Frances Hodgkins

Frances Hodgkins (1869-1947) was born in 1869 in Dunedin, then New Zealand's leading centre for the arts. After her early success as a watercolorist she became one of the leading artists of British modernism.

Frances Hodgkin's work is often a dairy of her life. She draws on what she interacts with on a daily basis. For example some of her landscapes are looking through her bedroom window. There is a huge amount of space in the front of the window and in the distance human life. Something from her life is always evading a space - a parrot - a lampshade on a stand.

Hodgkin's style and technique

The materials she used were watercolour and gouache.

Her style was abstract with clear brushstrokes and muddy colours. She used water saturated paper, a loose colour base and layers of detail. . Many landscapes show a dappled effect where the paint is let dry and the layering technique entailed thicker and thicker paint on top. Hodgkins often used portrait oriented rather than the more traditional landscape oriented paper.

Hodgkin's technique:

Draw out landscape in pencil
Completely wet the paper
Paint in one colour
Dry
Use stronger colours with wet lose paint
Splodge in darker colours
Use slightly heavier paint and let dry
Go back over the pencil lines
Tighten up the outlines
Physically draw around shapes to highlight with charcoal or pastels

Note that Hodgkin's work is not always true to colour.

 

Internet resources

Examples of Frances Hodgkin's work can be found on the Dunedin Public Art Gallery site: with further examples at: El Poder de la Palabra (The Power of the Word).
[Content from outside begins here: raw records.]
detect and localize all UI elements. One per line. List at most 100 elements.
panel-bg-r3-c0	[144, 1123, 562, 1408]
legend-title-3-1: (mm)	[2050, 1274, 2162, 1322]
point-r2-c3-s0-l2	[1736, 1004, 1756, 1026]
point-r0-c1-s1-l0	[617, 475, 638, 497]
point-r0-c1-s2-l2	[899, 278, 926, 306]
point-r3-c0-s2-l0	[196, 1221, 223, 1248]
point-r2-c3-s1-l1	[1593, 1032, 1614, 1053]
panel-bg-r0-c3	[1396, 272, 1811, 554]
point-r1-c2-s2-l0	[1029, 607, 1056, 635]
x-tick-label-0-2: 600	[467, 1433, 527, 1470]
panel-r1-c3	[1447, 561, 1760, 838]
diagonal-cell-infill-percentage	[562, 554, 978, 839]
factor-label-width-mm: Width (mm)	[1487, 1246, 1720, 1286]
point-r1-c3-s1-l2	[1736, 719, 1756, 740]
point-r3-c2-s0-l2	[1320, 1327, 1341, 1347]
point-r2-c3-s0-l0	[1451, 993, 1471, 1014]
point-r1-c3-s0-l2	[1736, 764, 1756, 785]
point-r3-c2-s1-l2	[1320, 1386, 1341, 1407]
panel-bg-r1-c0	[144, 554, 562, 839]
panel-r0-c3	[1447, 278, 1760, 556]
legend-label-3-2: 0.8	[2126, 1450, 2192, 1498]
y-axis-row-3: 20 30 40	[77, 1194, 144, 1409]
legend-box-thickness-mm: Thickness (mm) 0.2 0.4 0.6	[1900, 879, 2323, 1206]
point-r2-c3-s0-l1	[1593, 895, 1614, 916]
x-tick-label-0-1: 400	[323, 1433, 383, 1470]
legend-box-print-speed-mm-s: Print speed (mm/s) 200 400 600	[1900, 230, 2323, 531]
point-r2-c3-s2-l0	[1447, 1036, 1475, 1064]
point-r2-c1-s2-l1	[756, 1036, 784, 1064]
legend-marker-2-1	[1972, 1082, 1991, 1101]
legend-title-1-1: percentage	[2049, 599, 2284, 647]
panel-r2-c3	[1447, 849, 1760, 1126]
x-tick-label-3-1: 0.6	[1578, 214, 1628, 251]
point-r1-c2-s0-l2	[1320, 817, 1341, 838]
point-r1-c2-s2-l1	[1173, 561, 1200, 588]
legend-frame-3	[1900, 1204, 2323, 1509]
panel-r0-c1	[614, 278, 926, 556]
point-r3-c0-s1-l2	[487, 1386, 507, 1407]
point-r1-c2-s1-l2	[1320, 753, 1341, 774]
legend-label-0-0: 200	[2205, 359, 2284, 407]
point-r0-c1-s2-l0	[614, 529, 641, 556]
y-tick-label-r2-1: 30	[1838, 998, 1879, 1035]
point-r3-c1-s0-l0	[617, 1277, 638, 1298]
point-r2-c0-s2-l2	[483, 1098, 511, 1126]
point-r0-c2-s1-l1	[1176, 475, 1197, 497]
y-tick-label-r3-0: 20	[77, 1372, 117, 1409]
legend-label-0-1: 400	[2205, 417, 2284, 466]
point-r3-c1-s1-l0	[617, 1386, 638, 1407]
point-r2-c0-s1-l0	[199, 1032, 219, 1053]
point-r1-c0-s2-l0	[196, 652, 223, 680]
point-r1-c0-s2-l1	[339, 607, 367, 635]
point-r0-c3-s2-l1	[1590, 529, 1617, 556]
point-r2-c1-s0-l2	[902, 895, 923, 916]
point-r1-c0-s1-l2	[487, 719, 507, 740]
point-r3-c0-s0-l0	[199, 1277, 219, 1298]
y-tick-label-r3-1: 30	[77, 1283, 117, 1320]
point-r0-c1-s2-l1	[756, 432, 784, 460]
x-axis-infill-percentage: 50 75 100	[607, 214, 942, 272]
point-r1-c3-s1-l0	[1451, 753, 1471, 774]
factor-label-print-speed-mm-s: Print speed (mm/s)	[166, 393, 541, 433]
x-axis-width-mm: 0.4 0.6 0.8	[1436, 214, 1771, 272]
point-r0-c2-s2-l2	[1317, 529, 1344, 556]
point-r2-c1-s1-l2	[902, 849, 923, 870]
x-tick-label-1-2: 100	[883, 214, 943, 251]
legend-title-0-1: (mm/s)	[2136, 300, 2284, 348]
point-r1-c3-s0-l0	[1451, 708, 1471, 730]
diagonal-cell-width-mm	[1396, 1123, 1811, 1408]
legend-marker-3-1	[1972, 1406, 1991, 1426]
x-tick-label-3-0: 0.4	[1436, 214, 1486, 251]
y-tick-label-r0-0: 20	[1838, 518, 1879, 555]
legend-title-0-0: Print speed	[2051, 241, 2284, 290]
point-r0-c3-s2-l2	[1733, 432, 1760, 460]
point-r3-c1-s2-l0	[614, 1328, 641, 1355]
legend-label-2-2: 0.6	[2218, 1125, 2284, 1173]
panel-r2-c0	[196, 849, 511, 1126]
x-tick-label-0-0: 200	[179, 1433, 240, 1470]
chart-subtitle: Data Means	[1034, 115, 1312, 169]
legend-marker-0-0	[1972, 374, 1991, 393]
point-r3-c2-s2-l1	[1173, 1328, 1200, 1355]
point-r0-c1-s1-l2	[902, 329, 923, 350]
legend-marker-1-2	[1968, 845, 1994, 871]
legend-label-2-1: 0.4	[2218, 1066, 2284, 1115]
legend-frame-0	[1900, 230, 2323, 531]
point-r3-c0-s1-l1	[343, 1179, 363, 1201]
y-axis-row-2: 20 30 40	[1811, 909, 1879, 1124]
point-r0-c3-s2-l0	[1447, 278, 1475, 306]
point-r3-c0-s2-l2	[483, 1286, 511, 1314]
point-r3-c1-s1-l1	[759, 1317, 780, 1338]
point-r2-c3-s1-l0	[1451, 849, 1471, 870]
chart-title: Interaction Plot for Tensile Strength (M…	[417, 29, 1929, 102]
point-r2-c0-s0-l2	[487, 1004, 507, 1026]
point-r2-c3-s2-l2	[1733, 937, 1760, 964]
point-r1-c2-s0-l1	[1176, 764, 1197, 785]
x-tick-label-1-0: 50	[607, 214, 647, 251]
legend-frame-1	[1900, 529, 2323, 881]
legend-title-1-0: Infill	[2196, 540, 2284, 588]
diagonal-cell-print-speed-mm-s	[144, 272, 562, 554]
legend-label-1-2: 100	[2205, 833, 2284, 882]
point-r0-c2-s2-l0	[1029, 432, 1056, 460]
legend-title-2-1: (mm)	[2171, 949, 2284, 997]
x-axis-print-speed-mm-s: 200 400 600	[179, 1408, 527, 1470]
There are a couple of black chalk drawings of English landscapes on the Art New Zealand magazine website. Some magnificent landscapes from around the world are on the the Modernist Journals Project. One of the landscapes seen on this site even manages to incorporate a still life.

Frances Hodgkins spent a lot of time in England. Their Government Art Collection holds several landscapes.

The Southern Heritage Trust has produced a map of the Dunedin of Frances Hodgkins.